Orphaned Land - All Is One

Groupe phare de la scène folk metal israélienne, influencé à ses débuts par le doom, le death, les musiques juives traditionnelles et certaines mélopées arabes, Orphaned Land en est, mine de rien, à son huitième album avec « All Is One ». Ce combo, qui a vu le jour en 1994 avec le CD « Sahara », et qui n’a, depuis lors, jamais cessé de militer pour la paix entre Israël et ses voisins connait d’emblée un fort succès dans les pays arabes et notamment au Liban où son second opus, « El Nora Alila » (1996), casse littéralement la baraque (je le sais, j’y étais !). Son disque suivant, « Mabool » (2004) stigmatise les dérives des trois religions monothéistes et intègre des instruments orientaux, deux chœurs, des chants traditionnels yéménites et des extraits de versets de la bible. Ce message philosophique, empreint de justesse et de justice, est véhiculé, sur « All Is One » sorti le 24 juin 2013 chez Century Media, par une musique plus directe et moins brutale que par le passé (démarche initiée par Opeth avec le divin « Damnation »). Fidèles à leur message de paix, les musiciens signent une pochette somptueuse d’universalité (elle entrelace habilement les symboles des religions juive, musulmane et chrétienne) et ils marient, avec une maestria exceptionnelle, des riffs heavy jouissifs avec des thèmes musicaux orientaux de toute beauté.

Epaulée par pas moins de vingt cinq choristes et huit violons, violoncelles et altos, la formation nous offre ici onze morceaux concis (concision ne rimant à aucun moment avec compromission) plus proches de la world music que du metal, tant les percussions, bouzoukis, et autres cordes moyennes-orientales y occupent le devant de la scène. D’autre part, et comme à l’accoutumée, lyrics et musique font partie d’un même message dédié à la paix entre les peuples de cette région aux allures de poudrière.

Le somptueux triptyque d’ouverture « All Is One/The Simple Man/Brother » est ainsi une suite symphonique sublime, transcendée par le chant clair et majestueux de Kobi Farhi.

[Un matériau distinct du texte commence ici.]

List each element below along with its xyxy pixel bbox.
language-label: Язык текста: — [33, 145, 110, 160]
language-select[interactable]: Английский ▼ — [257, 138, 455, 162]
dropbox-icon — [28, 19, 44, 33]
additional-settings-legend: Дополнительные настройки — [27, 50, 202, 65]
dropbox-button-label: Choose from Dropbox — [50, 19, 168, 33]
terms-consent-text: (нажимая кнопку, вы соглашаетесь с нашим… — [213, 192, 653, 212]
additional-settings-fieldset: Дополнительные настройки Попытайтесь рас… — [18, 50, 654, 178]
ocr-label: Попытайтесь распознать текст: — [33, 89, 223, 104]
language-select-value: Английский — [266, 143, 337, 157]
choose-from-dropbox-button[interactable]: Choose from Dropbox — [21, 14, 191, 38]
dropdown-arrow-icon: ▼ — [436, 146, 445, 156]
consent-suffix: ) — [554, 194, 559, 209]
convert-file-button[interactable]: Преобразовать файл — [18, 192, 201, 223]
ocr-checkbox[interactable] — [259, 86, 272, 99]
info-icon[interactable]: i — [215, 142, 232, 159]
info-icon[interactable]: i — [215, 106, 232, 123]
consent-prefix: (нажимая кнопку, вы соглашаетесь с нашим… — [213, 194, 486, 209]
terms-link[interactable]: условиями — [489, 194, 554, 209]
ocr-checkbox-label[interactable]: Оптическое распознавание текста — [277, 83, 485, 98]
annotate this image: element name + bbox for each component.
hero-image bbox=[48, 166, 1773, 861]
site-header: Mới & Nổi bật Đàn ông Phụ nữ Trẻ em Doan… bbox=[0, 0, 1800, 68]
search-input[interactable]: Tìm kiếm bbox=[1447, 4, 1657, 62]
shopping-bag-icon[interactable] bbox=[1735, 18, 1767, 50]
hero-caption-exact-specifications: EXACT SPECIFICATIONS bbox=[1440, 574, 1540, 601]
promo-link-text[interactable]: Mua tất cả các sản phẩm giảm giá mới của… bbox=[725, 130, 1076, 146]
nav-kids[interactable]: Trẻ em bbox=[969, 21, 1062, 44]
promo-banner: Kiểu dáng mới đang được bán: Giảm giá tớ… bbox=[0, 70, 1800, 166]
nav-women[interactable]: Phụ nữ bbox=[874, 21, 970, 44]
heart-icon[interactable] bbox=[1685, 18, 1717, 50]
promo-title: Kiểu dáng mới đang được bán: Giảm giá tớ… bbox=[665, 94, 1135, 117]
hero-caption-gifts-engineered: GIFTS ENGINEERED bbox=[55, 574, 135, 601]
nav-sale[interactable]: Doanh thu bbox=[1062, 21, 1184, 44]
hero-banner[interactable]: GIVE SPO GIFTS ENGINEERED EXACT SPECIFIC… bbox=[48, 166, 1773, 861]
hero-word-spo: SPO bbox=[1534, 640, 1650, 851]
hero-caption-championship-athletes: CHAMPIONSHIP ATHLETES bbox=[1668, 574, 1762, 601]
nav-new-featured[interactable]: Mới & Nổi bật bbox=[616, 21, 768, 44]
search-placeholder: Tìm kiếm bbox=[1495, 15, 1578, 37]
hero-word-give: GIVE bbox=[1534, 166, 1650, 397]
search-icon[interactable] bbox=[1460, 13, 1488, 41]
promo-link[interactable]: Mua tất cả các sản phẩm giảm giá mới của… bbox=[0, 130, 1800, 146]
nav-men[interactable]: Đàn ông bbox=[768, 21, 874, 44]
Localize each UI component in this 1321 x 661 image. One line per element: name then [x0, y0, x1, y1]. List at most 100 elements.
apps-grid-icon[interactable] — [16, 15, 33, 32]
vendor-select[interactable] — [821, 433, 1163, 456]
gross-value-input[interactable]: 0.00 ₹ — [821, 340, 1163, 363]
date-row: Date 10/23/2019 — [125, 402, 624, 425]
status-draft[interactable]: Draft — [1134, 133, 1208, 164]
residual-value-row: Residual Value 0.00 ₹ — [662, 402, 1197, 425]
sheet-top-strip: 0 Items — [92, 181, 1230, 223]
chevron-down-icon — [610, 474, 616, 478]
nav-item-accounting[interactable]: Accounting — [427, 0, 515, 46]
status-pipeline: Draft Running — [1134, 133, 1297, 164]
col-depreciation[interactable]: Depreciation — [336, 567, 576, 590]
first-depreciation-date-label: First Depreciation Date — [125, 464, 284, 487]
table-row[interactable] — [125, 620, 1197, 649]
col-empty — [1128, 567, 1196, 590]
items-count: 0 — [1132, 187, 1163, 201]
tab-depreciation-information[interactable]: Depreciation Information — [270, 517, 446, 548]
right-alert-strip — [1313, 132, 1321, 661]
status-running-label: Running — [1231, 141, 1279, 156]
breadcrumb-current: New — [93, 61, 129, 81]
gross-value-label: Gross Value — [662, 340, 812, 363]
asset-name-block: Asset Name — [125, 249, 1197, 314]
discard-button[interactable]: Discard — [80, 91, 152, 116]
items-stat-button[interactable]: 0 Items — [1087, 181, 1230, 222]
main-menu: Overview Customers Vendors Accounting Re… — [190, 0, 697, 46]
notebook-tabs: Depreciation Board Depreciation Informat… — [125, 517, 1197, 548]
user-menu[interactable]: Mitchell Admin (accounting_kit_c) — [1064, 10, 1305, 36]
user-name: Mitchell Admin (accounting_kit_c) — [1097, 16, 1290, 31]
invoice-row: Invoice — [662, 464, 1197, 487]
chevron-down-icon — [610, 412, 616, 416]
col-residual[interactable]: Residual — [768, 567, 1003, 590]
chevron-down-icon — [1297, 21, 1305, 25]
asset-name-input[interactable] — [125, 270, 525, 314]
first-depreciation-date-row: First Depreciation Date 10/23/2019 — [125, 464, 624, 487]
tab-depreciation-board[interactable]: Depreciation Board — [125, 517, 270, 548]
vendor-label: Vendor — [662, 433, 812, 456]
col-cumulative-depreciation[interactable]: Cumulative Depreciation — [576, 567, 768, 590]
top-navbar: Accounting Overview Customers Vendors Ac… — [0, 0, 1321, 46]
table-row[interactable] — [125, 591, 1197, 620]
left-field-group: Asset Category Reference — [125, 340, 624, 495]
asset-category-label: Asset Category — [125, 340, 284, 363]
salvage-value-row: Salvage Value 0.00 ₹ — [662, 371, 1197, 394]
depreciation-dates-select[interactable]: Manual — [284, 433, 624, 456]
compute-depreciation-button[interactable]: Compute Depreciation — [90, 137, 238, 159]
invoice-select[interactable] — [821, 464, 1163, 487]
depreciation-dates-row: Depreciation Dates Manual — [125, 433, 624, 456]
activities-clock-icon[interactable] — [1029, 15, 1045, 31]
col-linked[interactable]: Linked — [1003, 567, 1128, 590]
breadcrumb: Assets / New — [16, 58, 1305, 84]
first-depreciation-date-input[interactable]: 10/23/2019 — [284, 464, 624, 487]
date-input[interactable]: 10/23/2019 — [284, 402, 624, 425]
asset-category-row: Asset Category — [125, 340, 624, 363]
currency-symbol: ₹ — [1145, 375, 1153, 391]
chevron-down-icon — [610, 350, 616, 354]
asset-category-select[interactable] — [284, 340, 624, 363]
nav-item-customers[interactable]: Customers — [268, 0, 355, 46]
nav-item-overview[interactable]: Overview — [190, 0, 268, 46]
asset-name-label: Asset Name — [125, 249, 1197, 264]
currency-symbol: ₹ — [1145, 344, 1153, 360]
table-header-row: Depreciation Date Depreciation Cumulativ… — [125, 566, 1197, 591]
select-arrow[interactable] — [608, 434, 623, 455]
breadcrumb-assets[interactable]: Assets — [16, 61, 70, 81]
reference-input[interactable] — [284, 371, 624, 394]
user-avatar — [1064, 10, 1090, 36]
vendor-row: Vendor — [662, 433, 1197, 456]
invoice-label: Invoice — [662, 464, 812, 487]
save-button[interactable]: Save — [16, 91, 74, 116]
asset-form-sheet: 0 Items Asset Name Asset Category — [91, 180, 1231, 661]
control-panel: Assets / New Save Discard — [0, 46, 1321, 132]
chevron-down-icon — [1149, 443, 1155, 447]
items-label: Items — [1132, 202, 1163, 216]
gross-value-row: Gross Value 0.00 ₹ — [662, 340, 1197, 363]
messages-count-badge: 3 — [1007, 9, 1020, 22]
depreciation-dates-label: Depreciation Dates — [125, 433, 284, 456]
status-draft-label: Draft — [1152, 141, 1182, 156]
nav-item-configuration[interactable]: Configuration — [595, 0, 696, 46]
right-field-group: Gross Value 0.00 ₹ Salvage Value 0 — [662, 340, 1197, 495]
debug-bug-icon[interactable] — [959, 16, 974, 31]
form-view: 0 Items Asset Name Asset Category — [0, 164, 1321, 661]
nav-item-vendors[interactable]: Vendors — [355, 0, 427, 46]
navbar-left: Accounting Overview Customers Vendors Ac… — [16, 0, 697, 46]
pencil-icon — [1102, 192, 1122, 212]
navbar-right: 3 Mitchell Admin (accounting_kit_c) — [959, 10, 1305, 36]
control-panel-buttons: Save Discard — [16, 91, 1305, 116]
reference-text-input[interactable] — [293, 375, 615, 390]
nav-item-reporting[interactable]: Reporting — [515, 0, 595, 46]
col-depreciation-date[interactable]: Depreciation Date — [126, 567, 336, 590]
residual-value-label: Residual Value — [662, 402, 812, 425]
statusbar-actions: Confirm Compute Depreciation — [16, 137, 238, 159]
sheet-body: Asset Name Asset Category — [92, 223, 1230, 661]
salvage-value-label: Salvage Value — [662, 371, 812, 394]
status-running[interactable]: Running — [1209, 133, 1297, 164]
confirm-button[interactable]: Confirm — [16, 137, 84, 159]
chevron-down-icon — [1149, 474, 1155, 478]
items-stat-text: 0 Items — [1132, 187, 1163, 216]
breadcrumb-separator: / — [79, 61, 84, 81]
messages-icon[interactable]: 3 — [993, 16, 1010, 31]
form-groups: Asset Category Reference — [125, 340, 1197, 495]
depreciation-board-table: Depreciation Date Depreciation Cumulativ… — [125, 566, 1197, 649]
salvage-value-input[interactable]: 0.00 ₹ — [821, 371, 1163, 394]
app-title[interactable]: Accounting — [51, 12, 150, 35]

Par la suite, « Let The Truth Be Known » en remet une couche dans la dimension symphonique et prêche, encore et toujours, pour la cohabitation pacifique entre juifs, musulmans et chrétiens.

Le gang du guitariste électrique et acoustique Yossi Sassi (Sa’aron), qui s’illustre également par son jeu de piano majestueux, appelle, sur la seconde moitié du CD, à l’avènement d’un Messie universel (« Our Own Messiah ») qui ne pourra être récupéré par aucun clergé et qui prendra la défense des enfants de tous pays, victimes innocentes des conflits armés (le quasi désespéré « Children »).

Voici donc un grand album d’Orphaned Land (son meilleur à mon goût), transcendé par le Temps et ayant extrait la quintessence de son univers musical. Cet opus, porteur d’un magnifique et émouvant message de réconciliation entre les peuples, ouvre un territoire musical fertile et s’avère, de ce fait, tout bonnement essentiel.